A lot of behind-the-scenes improvements have been made to the Somerset resorts during the past year. For example, the resorts now offer cashless transactions. In addition, snowmaking lines have been replaced at Seven Springs and the lodge has a new roof.
About 20 snowguns were purchased between Seven Springs and Hidden Valley, Cook said, and a new groomer has been transferred to Laurel Mountain to groom trails more efficiently.
The week between Christmas and New Year’s is one of the busiest for ski resorts, which have a vital economic impact on the region’s tourism and travel industry, according to Go Laurel Highlands, the destination marketing organization promoting Fayette, Somerset and Westmoreland counties.
A report by the Pennsylvania Tourism Office and Tourism Economics summarizing visitor spending shows travelers spent more than $1.92 billion in the Laurel Highlands region in 2019, a record high and the fastest rate of growth for the region since 2011.
Neighboring the Laurel Highlands to the east is Blue Knob, which is Pennsylvania’s highest skiable mountain.
Blue Knob All Seasons Resort in Bedford County saw more activity over this year’s snowy Christmas holiday weekend than in the rainy Christmas holidays of years past, Blue Knob marketing director Donna Himes said.
Blue Knob sales of season passes have held steady with past years, Himes said.
Visitors may notice some small upgrades this season, she said.

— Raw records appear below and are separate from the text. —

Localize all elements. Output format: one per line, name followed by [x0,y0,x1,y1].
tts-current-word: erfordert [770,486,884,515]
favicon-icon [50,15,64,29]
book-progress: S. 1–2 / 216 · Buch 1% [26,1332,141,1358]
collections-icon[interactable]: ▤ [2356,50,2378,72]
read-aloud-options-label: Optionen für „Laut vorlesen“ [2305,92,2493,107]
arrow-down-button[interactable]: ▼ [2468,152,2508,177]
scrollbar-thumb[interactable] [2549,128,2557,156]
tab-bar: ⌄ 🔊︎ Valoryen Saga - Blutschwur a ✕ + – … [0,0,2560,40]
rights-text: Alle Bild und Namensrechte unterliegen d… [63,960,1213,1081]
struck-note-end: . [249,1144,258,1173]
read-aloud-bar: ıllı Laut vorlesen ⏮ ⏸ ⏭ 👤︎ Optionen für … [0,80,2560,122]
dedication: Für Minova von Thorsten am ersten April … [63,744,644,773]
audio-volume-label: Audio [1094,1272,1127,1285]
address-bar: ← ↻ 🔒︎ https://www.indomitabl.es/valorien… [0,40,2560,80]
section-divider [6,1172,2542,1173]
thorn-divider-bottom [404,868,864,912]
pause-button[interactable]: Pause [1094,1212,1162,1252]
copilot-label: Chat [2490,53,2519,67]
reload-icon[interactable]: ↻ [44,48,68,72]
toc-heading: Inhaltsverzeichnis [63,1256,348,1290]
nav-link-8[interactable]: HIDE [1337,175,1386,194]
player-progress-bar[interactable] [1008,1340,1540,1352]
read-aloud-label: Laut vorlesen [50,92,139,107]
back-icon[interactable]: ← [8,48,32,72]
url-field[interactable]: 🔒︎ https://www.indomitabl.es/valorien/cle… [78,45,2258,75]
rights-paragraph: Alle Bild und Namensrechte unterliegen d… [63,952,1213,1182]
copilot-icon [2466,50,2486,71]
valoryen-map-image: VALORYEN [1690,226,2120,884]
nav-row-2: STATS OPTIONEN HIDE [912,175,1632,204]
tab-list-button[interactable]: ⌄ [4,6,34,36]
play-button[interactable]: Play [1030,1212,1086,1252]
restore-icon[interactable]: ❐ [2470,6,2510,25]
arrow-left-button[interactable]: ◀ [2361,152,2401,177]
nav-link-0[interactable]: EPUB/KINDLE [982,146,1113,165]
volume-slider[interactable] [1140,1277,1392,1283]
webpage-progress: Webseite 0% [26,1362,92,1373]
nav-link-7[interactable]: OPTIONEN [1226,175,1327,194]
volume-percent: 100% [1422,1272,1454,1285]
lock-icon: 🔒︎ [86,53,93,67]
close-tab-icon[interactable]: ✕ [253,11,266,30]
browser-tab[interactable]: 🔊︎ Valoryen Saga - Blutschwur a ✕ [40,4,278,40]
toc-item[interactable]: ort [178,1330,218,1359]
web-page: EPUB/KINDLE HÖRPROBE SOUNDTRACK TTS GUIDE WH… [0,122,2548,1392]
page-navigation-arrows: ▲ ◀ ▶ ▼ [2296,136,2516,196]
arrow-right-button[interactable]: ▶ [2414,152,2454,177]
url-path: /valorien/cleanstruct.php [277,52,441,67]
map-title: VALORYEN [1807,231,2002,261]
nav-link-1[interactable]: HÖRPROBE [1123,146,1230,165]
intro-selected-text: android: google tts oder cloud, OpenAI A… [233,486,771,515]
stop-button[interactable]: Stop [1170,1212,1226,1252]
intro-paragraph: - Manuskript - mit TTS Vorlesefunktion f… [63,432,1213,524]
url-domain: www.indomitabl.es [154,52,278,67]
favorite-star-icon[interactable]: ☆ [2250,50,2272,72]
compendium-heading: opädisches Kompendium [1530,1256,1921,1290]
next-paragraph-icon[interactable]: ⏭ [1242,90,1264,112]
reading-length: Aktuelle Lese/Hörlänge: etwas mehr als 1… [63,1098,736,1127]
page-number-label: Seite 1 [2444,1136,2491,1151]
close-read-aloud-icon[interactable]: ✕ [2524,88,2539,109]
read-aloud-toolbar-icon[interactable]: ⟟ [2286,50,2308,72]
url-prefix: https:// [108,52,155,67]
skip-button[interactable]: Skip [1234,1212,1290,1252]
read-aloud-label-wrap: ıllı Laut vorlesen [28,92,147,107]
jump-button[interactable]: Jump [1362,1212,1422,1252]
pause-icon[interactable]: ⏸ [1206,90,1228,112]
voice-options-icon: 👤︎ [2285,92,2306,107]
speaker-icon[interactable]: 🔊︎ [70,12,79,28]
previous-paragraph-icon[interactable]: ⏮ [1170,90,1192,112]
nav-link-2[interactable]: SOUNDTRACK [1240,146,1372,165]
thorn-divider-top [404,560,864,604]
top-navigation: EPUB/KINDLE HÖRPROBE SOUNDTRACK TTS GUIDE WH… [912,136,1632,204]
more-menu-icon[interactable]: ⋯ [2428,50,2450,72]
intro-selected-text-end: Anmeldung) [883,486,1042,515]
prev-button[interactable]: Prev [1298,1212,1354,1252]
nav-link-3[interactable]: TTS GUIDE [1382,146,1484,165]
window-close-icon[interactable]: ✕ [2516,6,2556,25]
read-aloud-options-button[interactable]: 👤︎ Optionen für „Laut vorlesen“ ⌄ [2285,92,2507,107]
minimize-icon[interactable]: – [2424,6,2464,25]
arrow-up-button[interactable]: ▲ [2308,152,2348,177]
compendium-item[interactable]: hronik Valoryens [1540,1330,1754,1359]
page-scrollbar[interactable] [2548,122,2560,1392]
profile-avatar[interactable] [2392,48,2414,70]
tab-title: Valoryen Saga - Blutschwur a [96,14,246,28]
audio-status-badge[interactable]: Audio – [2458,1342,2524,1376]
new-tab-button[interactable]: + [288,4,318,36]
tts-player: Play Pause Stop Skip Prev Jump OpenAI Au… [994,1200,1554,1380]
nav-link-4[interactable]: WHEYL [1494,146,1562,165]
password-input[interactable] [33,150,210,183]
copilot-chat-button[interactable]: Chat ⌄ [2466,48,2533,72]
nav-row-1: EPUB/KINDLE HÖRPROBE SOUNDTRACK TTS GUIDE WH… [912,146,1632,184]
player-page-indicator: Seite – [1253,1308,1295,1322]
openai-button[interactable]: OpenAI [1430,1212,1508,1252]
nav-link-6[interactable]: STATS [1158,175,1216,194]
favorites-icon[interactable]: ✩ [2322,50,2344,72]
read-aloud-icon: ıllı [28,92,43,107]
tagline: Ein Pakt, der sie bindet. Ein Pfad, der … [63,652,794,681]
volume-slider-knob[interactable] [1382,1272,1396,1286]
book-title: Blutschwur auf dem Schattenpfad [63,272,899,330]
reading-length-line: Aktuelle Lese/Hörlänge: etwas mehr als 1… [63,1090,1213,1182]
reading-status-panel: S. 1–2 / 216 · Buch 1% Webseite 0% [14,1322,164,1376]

Supplemental water and air lines have been installed for increased snowmaking at the snow tubing park and at the top of the mountain. In addition, diversion ditches have been improved on various slopes and trails to improve drainage.
The Blue Knob Rental Shop is also implementing an overhaul of its rental fleet. Blue Knob has ordered new ski boots, helmets, 130 pairs of new rental skis as well as new snowboard boots and 25 new snowboards.